April 4, 2019 / 12:48 PM / 7 months ago

Golf: Huizing leads MacLaren in first professional mixed gender tournament

(The April 4 story corrects to make clear it was the first mixed gender full tournament, rather than event. Adds clarifying paragraph at end.)

(Reuters) - Dutchman Daan Huizing made nine birdies to take the lead in the first round of the Jordan Mixed Open, the first professional tournament with men and women competing against each other for the same prize, on Thursday.

Huizing shot an eight-under 64 in Aqaba to lead England’s Meghan MacLaren, a Ladies European Tour winner, and her compatriot Jack Senior by one stroke.

Forty professionals and one amateur player each from the Challenge Tour, the over-50s Tour and the Ladies European Tour are in the field, competing for a prize fund of around $400,000.

“Today was pretty complete and I was shaping the ball nicely, both ways, which is something I’ve worked on very hard over the winter,” Huizing told reporters.

“I made some good putts and mentally I was in good shape as well, sticking to my process, so there are a lot of good signs and I’m looking forward to tomorrow.”

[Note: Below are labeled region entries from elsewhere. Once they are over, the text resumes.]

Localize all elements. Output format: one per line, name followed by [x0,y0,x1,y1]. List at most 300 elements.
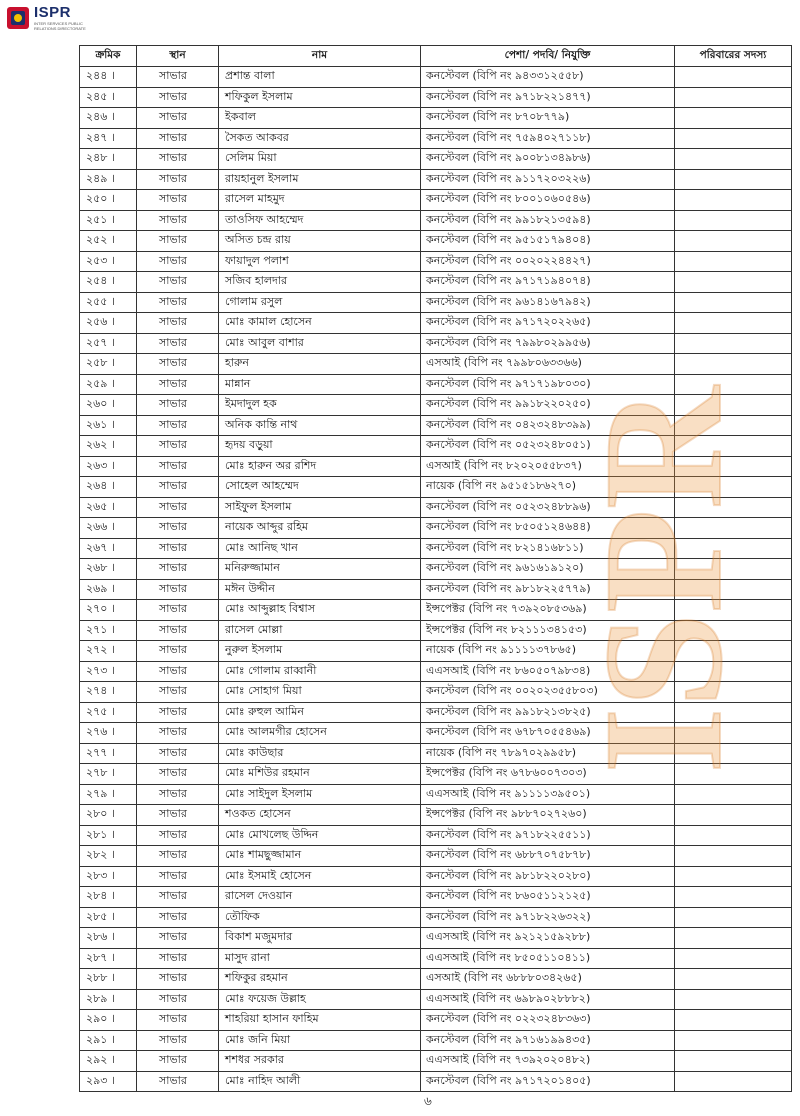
table-row [80,1071,792,1092]
family-cell [675,292,792,313]
family-cell [675,805,792,826]
watermark-text: ISPR [569,386,757,774]
serial-cell: ২৪৬ । [80,108,137,129]
place-cell: সাভার [137,415,219,436]
name-cell: শফিকুর রহমান [219,969,421,990]
table-row [80,846,792,867]
table-row [80,969,792,990]
name-cell: নুরুল ইসলাম [219,641,421,662]
place-cell: সাভার [137,374,219,395]
serial-cell: ২৬৬ । [80,518,137,539]
serial-cell: ২৫১ । [80,210,137,231]
name-cell: গোলাম রসুল [219,292,421,313]
serial-cell: ২৯২ । [80,1051,137,1072]
family-cell [675,866,792,887]
serial-cell: ২৪৭ । [80,128,137,149]
serial-cell: ২৭৫ । [80,702,137,723]
name-cell: মোঃ মোখলেছ উদ্দিন [219,825,421,846]
place-cell: সাভার [137,169,219,190]
family-cell [675,149,792,170]
name-cell: মঈন উদ্দীন [219,579,421,600]
name-cell: সাইফুল ইসলাম [219,497,421,518]
serial-cell: ২৫৫ । [80,292,137,313]
name-cell: তৌফিক [219,907,421,928]
role-cell: কনস্টেবল (বিপি নং ০৫২৩২৪৮৮৯৬) [421,497,675,518]
table-row [80,128,792,149]
place-cell: সাভার [137,1071,219,1092]
place-cell: সাভার [137,67,219,88]
place-cell: সাভার [137,128,219,149]
family-cell [675,723,792,744]
place-cell: সাভার [137,1010,219,1031]
name-cell: মাসুদ রানা [219,948,421,969]
place-cell: সাভার [137,887,219,908]
serial-cell: ২৬৩ । [80,456,137,477]
table-row [80,538,792,559]
table-row [80,456,792,477]
table-row [80,436,792,457]
table-row [80,313,792,334]
role-cell: কনস্টেবল (বিপি নং ৯৭১৭২০২২৬৫) [421,313,675,334]
family-cell [675,784,792,805]
family-cell [675,190,792,211]
place-cell: সাভার [137,723,219,744]
table-row [80,497,792,518]
name-cell: প্রশান্ত বালা [219,67,421,88]
table-row [80,108,792,129]
place-cell: সাভার [137,333,219,354]
name-cell: রাসেল দেওয়ান [219,887,421,908]
name-cell: মোঃ ফয়েজ উল্লাহ [219,989,421,1010]
serial-cell: ২৮৭ । [80,948,137,969]
serial-cell: ২৪৮ । [80,149,137,170]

MacLaren, who sparked debate in January over the disparity in pay between men’s and women’s events, was happy to finish among the leaders after setting the early clubhouse target.

“If I’m going to write about it and talk about it all the time, then I better back it up with my golf,” MacLaren, the only woman to finish in the top 10, said. “If I’m up there it means the girls can take advantage.

“I’m delighted to do it at this tournament because hopefully it will send a message. But any time you shoot seven under in any tournament you’re not going to be too far off the lead.”

The course was designed by Australian Greg Norman who was world number one for over 300 weeks in the 1980s and 1990s.

“To construct a format in which women and men compete together over the same course is an impressive feat,” Norman said in a statement.

“There is no doubt that events that showcase golfing talent regardless of gender, such as the Jordan Mixed Open... are the future of the game.”

The Challenge Tour players are playing from tees making up a 7,152-yard course, the seniors cover 6,601 yards and the women 6,139 yards.

“Our first and primary priority was to engineer a format that could showcase golfing talent regardless of gender,” director of operations Chris White said.

“This not only means taking into consideration carry yardages, both off the tee and throughout the player’s whole bag, but also the positioning of bunkers and hazards.”

Although the Jordan tournament is the first, official mixed gender tournament, men and women have competed against each other previously, most notably at the Wendy’s 3-Tour Challenge, a single-day event which ran from 1992-2013.